Some Days I'm Not Okay

Leading up to the adoption, I was a mess. Happy, excited, but an emotional wreck.

We'd been shopping for a second car for awhile. We couldn't find exactly what we were looking for. We didn't want to finance it... just wanted to pay cash for it. I wanted something bigger, something we could grow into as our family got bigger. I wanted space for family trips, especially since we were planning to drive across the country. I thought maybe an SUV. We like Toyotas.

I was sick of being lied to by car salesmen. And private owners. Every time we thought we found something, our mechanic would find something wrong with it... something that wouldn't be worth it to fix. Ugh.

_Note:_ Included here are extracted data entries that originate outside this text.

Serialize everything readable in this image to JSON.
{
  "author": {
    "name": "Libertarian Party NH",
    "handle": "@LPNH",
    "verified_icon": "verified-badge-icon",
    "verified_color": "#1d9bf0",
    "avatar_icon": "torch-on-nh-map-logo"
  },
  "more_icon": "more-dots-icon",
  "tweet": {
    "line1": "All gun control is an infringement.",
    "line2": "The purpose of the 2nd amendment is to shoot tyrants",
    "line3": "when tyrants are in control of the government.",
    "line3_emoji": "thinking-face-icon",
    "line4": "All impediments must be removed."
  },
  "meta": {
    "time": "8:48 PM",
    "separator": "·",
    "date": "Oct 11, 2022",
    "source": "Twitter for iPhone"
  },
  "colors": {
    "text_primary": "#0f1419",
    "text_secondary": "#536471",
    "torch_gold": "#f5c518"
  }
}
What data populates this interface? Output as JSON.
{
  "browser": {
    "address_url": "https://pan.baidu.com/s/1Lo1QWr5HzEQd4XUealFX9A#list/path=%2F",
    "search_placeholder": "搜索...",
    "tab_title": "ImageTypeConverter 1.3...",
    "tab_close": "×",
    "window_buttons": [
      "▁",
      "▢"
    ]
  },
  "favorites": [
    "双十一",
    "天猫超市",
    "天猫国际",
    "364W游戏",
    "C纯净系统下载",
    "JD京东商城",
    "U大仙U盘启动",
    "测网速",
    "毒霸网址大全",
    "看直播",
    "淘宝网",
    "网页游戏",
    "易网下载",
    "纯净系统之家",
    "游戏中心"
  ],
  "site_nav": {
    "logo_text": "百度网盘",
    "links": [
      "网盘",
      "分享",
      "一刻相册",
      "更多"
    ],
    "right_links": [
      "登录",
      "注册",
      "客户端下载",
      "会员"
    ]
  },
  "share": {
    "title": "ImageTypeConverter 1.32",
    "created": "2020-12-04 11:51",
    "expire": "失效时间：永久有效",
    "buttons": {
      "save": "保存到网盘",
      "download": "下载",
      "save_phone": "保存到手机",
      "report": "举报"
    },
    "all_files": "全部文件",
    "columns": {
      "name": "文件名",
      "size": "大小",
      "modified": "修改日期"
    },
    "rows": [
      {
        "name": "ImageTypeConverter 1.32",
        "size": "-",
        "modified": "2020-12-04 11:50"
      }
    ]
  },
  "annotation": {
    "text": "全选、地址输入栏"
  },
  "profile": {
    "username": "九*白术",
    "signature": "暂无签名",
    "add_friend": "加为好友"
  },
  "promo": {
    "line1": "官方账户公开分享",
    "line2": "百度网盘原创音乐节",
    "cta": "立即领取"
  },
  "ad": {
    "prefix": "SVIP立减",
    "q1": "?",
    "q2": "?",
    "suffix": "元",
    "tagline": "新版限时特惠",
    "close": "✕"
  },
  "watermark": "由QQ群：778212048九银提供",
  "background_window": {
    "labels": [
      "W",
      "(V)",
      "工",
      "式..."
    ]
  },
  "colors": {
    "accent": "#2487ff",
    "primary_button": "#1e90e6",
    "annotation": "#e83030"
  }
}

I went car shopping on my own one day. Well, me and Kal. It was hard to car shop with a toddler. It was just a hard day for some reason. I walked into yet another used car place and told the guy what I was looking for... and then burst into tears.

HOW EMBARRASSING.

I told him I didn't want to be lied to anymore. I told him I was nervous about an upcoming adoption. I told him "I'm sorry" about a million times and he got me a bottle of water and was all concerned about me. I was way too embarrassed for breaking down in public like that, so I told him Thanks and left.

That same day I went to go test drive a minivan at another place. I had no expectation. I was just trying one more thing. I didn't really want a minivan. Zay definitely didn't think it would suit us. But I left Kal with Zay and went and test drove it... and I loved it. I sat in it and I felt so comfortable. I thought, "This is totally me. I'm a soccer mom." Lol. I was just going to drive around the block a couple times, but I ended up driving all around town. I didn't want to return it, because it was out of our price range and we'd have to finance part of it. But I loved it. I wanted it. I've never owned my own car and I'm 27 years old, dangit. I texted Zay and told him I was getting it and to please, please, please be okay with it. He was. But he said, "Really? A minivan??"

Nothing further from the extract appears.